Meet Hollie—musician, artist, and storyteller.
Our spring collection, Gamer, was inspired by our fight on and off the field for progress through creativity and art. It’s dedicated to those leading the fight for gender and racial equity in ways that reimagine the status quo.
Our definition of Gamer: anybody who uses their crafts and specialties to boldly disrupt oppressive structures.
Q: Our Spring 2021 collection, Gamer, stems from our fight for pay equity as members of the U.S. Women’s National Soccer Team. It’s about breaking norms and barriers—how do you defy norms in your life?
A: Being a musician, I’m extremely passionate about expressing myself in a way that is open and honest in my music and videos. Often that means exploring my sexuality and wlw love stories which, by nature, tend to break the norms of an industry with a heavy heteronormative representation.
I’m at a point in my life where I’ve become really passionate about, and comfortable with, my self-expression and want to show my audience they deserve to be too.
Growing up I always had a really complex relationship with my femininity. As a kid I always gravitated more naturally towards comfy shorts and a tee, and fought against being put in a dress (how am I meant to play rugby league in a dress?!). As I grew up and explored my sexuality, this only amplified.
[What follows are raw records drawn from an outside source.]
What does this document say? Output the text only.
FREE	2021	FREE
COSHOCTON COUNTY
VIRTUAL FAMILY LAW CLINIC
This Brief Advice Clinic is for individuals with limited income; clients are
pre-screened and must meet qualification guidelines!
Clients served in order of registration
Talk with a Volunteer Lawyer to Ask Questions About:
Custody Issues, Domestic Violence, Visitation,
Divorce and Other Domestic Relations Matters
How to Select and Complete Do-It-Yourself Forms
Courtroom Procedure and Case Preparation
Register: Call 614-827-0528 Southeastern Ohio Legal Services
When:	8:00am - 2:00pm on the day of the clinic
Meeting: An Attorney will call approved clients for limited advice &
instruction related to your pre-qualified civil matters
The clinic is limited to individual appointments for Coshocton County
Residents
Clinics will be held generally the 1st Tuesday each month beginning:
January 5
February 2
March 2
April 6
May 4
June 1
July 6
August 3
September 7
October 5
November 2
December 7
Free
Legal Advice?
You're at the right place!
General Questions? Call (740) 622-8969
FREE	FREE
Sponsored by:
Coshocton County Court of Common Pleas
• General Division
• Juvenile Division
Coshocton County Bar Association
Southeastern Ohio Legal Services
Now, in my 20’s, I think it’s so important to express yourself and allow yourself to be playful in that, it’s a beautiful thing! I make a conscious effort in my music videos to express myself naturally so that I can encourage other people to do that too.
Q: One of the themes from our collection is “Level the playing field”- what obstacles have you had to overcome in your field?
A: As a gay, female musician, I work in an industry where women and LGBTQ+ people are extremely underrepresented and queer stories still exist on the periphery.
Women make up 21.7% of artists and 12.5% of songwriters, and being a part of the LGBTQ+ community only amplifies that underrepresentation. I’m extremely conscious of these barriers, and I am aware that they’re magnified by my choice to be so open in my self-expression and self-identity, but I know that by being visible and pushing through them, I can change the narrative, the norm, and be the representation that I needed growing up.
Q: Games can cultivate a creative and/or competitive spark—how do you keep your creative and/or competitive spark alive?
A: Telling stories is the one thing in life I have always been driven to do and I don’t think that will ever change. I don’t know for sure why I’ve always had a passion for it, but I think storytelling is and has always been a part of humanity.
There is always a story that needs to be told and I love finding beautiful and interesting ways to tell it. And there are always going to be barriers that exist in creating art from a different angle or perspective than what is considered ‘norm’, but those are the most important ones to tell.
Q: Gamer Collection was inspired by the games of our childhood—what was your favorite game growing up? Is there a character, figure, or person from gaming (or any playing field) that you identify with?
A: Growing up, I was in every single sports team possible. If it was outdoors, on a big open field, I signed up. I particularly loved rugby league. I played it every day in the street until the street lights came on, and every night I could at the local rugby clubhouse. My dad managed a team, so he spent a lot of time down there, and every chance I got I was with him, playing with the boys twice my age and twice my size.